Investors sent shares of Home Depot 1.1% higher Monday after a popular gauge of homebuilder sentiment rose to its highest level since January. The National Association of Home Builders, or NAHB, housing market index, released monthly, clocked a 49 in June; a reading of 50 indicates neutral sentiment. The NAHB index measures three components: current new home sales, expected future new home sales, and traffic levels of potential new home buyers. Seeing that expected future sales, at a 59 reading, was the strongest part of the index, Wall Street couldn't help but imagine a bright future for Home Depot.

Source: Rite Aid website.

Shares of Rite Aid Corporation (NYSE:RAD) lost 3.1% today, as investors wait intently for the drugstore's quarterly earnings on Thursday. Rite Aid stock -- which had been on a remarkable run that sent shares from lows of $2.62 to a peak of $8.62 in the last year alone -- finally hit a speed bump in recent weeks, when the specter of shrinking margins and disappointing earnings spooked the market. For businesses with inherently slim margins, the smallest fluctuations in those margins can make a monumental impact on the bottom line. Consider Rite Aid's net profit margin, which stands at a meager 0.8%. If it could increase that number ever so slightly to 1%, profits would jump by 25%! You can imagine how falling margins at Rite Aid are cause for some concern.

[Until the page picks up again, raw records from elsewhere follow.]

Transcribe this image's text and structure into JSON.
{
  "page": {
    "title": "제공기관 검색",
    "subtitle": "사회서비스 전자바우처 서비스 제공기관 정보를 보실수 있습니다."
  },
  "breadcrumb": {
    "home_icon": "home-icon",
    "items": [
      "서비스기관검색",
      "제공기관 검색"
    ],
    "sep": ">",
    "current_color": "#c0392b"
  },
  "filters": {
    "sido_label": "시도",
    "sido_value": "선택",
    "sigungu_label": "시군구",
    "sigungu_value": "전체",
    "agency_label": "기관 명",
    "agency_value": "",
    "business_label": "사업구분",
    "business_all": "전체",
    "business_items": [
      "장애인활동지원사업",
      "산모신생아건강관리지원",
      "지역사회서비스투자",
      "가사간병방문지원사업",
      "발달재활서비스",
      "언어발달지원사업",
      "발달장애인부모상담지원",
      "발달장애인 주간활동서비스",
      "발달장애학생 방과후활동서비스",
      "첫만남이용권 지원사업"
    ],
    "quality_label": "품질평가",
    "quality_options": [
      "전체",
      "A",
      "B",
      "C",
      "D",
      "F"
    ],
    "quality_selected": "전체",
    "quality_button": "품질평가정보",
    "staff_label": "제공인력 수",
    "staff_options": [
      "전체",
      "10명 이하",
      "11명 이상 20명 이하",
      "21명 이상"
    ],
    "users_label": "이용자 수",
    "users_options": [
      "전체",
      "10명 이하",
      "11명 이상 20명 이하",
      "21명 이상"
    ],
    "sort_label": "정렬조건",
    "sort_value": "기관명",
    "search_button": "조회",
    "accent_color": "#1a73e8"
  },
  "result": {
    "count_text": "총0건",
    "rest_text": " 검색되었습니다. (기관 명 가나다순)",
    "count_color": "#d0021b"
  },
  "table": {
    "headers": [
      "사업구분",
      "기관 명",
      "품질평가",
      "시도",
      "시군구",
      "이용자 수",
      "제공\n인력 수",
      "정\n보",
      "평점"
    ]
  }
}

Lastly, shares of Limited (NYSE:WBAI) shed 4.8% today. The company, an online "sports lottery service" out of China, operates in somewhat of a grey area, since gambling in China, outside of the island of Macau, is illegal. This issue has been raised previously, but has never strayed from its claim that it operates legally, under the approval and oversight of the Chinese government. While the website should see more action with the global fervor of the World Cup spiking interest, online Chinese lottery stocks aren't exactly an area people should be parking their retirement funds.